- Directed by: Sevan Najarian
- Written by: Trevor Moore; Zach Cregger; Sam Brown;
- Produced by: Kara Welker; Sevan Najarian; Trevor Moore; Zach Cregger; Sam Brown;
- Starring: Trevor Moore; Zach Cregger; Sam Brown; Timmy Williams; Darren Trumeter;
- Edited by: Sevan Najarian
- Music by: Jason Akana
- Production companies: Midnight Kids Studios Inc.; Whitest Kids Films LLC.;
- Distributed by: Synergetic Films
- Release dates: June 6, 2024 (Tribeca Film Festival); February 20, 2026 (Alamo Drafthouse Cinemas);
- Running time: 85 minutes
- Country: United States
- Language: English
- Budget: $300,000

= Mars (2024 film) =

2024 film directed by Sevan Najarian

Mars is an American adult animated science fiction comedy film written by Trevor Moore, Zach Cregger, and Sam Brown, directed by Sevan Najarian and starring The Whitest Kids U' Know sketch comedy troupe. The film premiered at the Tribeca Film Festival on June 6, 2024.

== Plot ==

When a ragtag group of misfits — including a young man who ditches his fiancée on their wedding day — embark on a wild space mission to Mars, they quickly discover they have been bamboozled by a billionaire with a hidden agenda. As the absurdity of their predicament unfolds, the eclectic crew must navigate a series of hilarious and unexpected twists and turns.

== Cast ==
- Trevor Moore as:
  - Elron Bronson, a billionaire philanthropist funding an expedition to Mars
  - Cooter, Kyle's drug-addicted best friend
  - Todd Sullivan, a nihilistic yet intelligent middle school teacher and one of the chosen passengers of the Mars mission
  - various others
- Zach Cregger as:
  - Kyle Capshaw, a meek dentist in training, Candace's fiancé, and the last chosen passenger of the Mars mission
  - Marty Wagner, the original chosen passenger for the Mars mission who is replaced by Kyle
  - various others
- Sam Brown as:
  - Peggy Bork, a low-IQ woman raised in isolation and one of the chosen passengers of the Mars mission
  - Dr. Simpson, a dentist and Candace's father
  - various others
- Timmy Williams as:
  - Wimmy Tilliams, a devout Christian husband and father of five, and one of the chosen passengers of the Mars mission
  - various others
- Darren Trumeter as:
  - Candace Simpson, Kyle's short-tempered and demanding fiancée, who is also sent to join him on the Mars mission
  - various others
Sara Paxton also provides additional voices.

== Production ==
In July 2012, Trevor Moore revealed on his website that a script for a new Whitest Kids U' Know film was being written. On February 11, 2017, Moore announced via Instagram that the film's script had been completed. Zach Cregger stated that although the troupe wrote other films after their first draft of Mars, they continued to revise it over several years, noting it remained their favorite project and one they never lost interest in. As the story continued to develop, Moore enlisted animator Sevan Najarian to help adapt the script into an animated film.
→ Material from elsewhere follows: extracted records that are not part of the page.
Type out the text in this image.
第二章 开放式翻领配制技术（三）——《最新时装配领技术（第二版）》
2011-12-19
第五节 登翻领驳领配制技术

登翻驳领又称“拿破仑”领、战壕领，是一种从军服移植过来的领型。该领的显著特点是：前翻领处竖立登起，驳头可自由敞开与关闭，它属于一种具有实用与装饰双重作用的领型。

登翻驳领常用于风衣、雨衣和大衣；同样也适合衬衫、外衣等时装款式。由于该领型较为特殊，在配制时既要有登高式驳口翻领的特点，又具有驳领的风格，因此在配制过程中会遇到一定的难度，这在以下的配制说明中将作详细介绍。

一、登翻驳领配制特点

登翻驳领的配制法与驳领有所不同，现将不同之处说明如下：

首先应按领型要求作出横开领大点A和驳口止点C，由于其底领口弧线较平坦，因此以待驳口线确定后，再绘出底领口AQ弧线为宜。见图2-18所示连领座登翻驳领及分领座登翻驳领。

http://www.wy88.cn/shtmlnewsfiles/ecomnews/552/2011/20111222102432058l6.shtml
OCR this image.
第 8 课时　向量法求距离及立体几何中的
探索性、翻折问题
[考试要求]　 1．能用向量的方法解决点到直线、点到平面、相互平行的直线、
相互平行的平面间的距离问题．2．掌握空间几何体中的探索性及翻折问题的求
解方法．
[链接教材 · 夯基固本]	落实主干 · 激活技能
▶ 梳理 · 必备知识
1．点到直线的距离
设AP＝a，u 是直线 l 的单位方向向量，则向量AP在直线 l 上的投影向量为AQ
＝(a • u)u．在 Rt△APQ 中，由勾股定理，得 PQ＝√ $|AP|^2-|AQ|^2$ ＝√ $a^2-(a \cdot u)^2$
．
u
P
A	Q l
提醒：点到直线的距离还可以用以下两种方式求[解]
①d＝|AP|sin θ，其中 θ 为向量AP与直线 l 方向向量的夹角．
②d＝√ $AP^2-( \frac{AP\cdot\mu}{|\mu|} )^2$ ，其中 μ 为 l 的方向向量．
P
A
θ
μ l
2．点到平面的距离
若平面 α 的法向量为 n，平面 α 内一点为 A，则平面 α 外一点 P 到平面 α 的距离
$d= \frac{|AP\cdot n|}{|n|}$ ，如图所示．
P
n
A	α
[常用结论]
During the COVID-19 pandemic, the troupe created a shared Twitch account and streamed on a regular basis to crowdfund the film's production budget. At the time of Moore's passing in August 2021, he had recorded all of his dialogue for the film and provided notes on the animatic. In September 2022, Cregger revealed that the film had nearly wrapped production.

== Release ==
In September 2025, it was announced that the film would receive a deluxe Blu-ray release in early 2026 from Whole Grain Pictures, featuring commentary tracks, behind the scenes footage, and deleted scenes. In February 2026, Mars screened at select Alamo Drafthouse theaters, with the Whitest Kids U' Know and Najarian attending for exclusive Q&A sessions.